Hurkyl wrote: Sun Apr 05, 2026 10:22 pm
mmmPI wrote: Sun Apr 05, 2026 9:29 pm
Once again, I don't care about the strawman you're railing against.

If you don't want to consider applications of keeping reactor temperature high, then don't consider applications of keeping reactor temperature high, and stop whining that I'm not considering the specific narrow situation that you had in mind.
I question the purpose of keeping the reactor temperature high in the context of the suggestion, to control steam, in relation to the 3 method listed in op, as i posted a setup that function just fine showing a different method to extend the list of method to control steam production/consumption that doesn't rely on having reactor always hot allowing to use the same logic as was comon on offshore pumps before the change in steam/water ratio.

My point is that it's a self imposed constraint to try and keep reactor temperature hot at all time.
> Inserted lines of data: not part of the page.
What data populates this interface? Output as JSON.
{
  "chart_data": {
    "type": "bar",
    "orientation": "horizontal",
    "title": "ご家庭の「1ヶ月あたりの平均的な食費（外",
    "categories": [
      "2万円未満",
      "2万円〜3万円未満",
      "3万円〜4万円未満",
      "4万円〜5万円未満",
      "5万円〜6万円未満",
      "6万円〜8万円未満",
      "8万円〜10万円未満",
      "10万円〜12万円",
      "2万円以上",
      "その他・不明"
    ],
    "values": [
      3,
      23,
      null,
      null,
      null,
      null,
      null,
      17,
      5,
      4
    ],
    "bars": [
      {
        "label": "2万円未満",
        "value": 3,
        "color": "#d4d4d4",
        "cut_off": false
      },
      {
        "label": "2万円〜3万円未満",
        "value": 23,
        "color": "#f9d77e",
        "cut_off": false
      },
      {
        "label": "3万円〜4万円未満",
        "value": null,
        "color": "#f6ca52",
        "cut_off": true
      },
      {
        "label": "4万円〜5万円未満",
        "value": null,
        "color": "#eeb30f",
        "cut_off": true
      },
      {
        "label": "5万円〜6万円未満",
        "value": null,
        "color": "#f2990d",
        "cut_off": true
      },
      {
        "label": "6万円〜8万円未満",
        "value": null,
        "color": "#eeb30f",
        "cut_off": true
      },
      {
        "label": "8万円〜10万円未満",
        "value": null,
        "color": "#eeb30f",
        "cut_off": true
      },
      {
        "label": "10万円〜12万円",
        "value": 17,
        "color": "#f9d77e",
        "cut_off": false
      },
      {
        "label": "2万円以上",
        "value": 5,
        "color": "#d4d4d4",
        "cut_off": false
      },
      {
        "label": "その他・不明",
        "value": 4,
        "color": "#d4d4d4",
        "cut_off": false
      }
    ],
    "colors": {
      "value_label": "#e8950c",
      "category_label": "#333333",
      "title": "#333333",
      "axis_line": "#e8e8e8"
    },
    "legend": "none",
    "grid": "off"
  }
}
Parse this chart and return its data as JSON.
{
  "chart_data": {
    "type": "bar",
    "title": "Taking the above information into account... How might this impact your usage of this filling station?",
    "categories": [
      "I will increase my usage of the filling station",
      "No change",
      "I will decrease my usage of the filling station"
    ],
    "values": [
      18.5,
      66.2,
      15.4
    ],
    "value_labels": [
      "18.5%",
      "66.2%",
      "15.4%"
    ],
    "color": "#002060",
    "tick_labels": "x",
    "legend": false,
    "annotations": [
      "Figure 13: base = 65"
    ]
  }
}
Tertius showed that it was possible nonethless.

IMO you misundertand the question you pretended answering. What you point out isn't a valid COMPELLING application of keeping temperature high for a nuclear plant, let alone related to the suggestion of this thread which is method to control steam for electricity generation. It is at best a detail that doesn't deserve much more consideration than : yes don't do that, don't brick your nuke plant by plopping down too many reactor at once, you don't need the suggestion to avoid doing that.